Entri in pizzeria, ti avvicini al nuovo totem digitale per le ordinazioni e appena tocchi lo schermo appaiono una serie di stringhe di testo incomprensibili su sfondo nero. Questo, superficialmente, quanto è accaduto a un cliente di una pizzeria norvegese. Un episodio che in molti avrebbero derubricato come un fallimento della tecnologia. Una conferma che la cara e sempre giovane cameriera è tanto necessaria quanto il pomodoro e la mozzarella.
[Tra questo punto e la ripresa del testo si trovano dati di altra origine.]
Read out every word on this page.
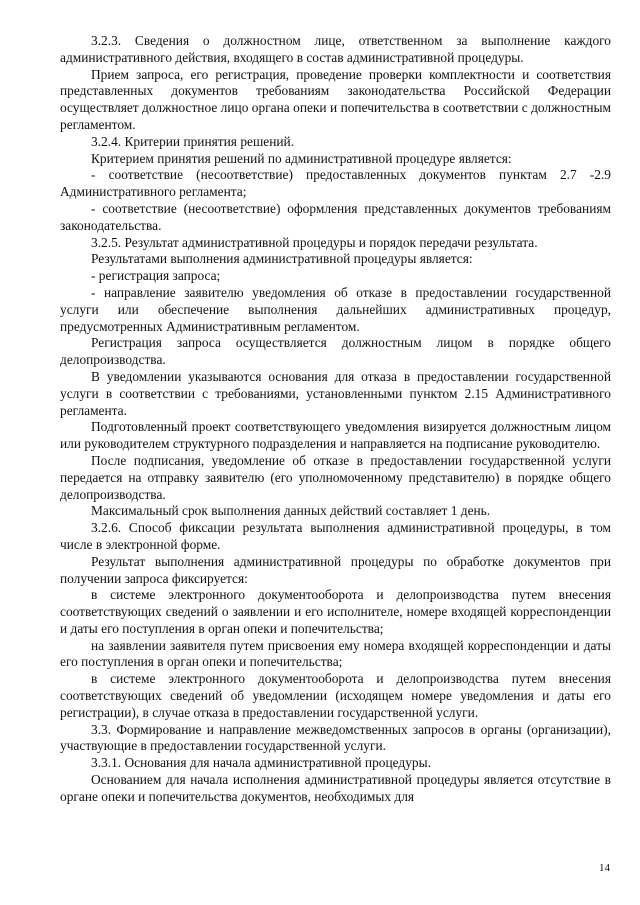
3.2.3. Сведения о должностном лице, ответственном за выполнение каждого административного действия, входящего в состав административной процедуры.

Прием запроса, его регистрация, проведение проверки комплектности и соответствия представленных документов требованиям законодательства Российской Федерации осуществляет должностное лицо органа опеки и попечительства в соответствии с должностным регламентом.

3.2.4. Критерии принятия решений.

Критерием принятия решений по административной процедуре является:

- соответствие (несоответствие) предоставленных документов пунктам 2.7 -2.9 Административного регламента;

- соответствие (несоответствие) оформления представленных документов требованиям законодательства.

3.2.5. Результат административной процедуры и порядок передачи результата.

Результатами выполнения административной процедуры является:

- регистрация запроса;

- направление заявителю уведомления об отказе в предоставлении государственной услуги или обеспечение выполнения дальнейших административных процедур, предусмотренных Административным регламентом.

Регистрация запроса осуществляется должностным лицом в порядке общего делопроизводства.

В уведомлении указываются основания для отказа в предоставлении государственной услуги в соответствии с требованиями, установленными пунктом 2.15 Административного регламента.

Подготовленный проект соответствующего уведомления визируется должностным лицом или руководителем структурного подразделения и направляется на подписание руководителю.

После подписания, уведомление об отказе в предоставлении государственной услуги передается на отправку заявителю (его уполномоченному представителю) в порядке общего делопроизводства.

Максимальный срок выполнения данных действий составляет 1 день.

3.2.6. Способ фиксации результата выполнения административной процедуры, в том числе в электронной форме.

Результат выполнения административной процедуры по обработке документов при получении запроса фиксируется:

в системе электронного документооборота и делопроизводства путем внесения соответствующих сведений о заявлении и его исполнителе, номере входящей корреспонденции и даты его поступления в орган опеки и попечительства;

на заявлении заявителя путем присвоения ему номера входящей корреспонденции и даты его поступления в орган опеки и попечительства;

в системе электронного документооборота и делопроизводства путем внесения соответствующих сведений об уведомлении (исходящем номере уведомления и даты его регистрации), в случае отказа в предоставлении государственной услуги.

3.3. Формирование и направление межведомственных запросов в органы (организации), участвующие в предоставлении государственной услуги.

3.3.1. Основания для начала административной процедуры.

Основанием для начала исполнения административной процедуры является отсутствие в органе опеки и попечительства документов, необходимых для

14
Eppure, una volta diffusa in rete, la foto di quanto apparso sul display ha dato il via a un tam tam mediatico sul rispetto della privacy. Perché? Semplice: il susseguirsi di lettere e cifre visualizzato non era altro che il codice con cui un algoritmo processava il riconoscimento facciale del cliente per categorizzarlo e offrirgli la pubblicità più efficace. Del tipo: maschio, sorridente, con occhiali? Allora eccoti la pizza con la salsiccia. Donna, non sorridente, senza occhiali? Prova la nostra insalata. Il tutto all’insaputa dei clienti.

Insomma, è bastato un crash del sistema per mettere alla berlina un marketing sempre più aggressivo e spregiudicato. Tanto che, dopo la copertura mediatica in patria, la pizzeria ha dovuto rimuovere il totem per le ordinazioni. Senza che questo, tuttavia, spegnesse la polemica. D’altronde, molte altre società specializzate e giganti del calibro di Amazon e Microsoft stanno investendo sempre di più sulla tecnologia per il riconoscimento facciale. Lo scopo? Vendere la quattro stagioni giusta anche a un cliente depresso.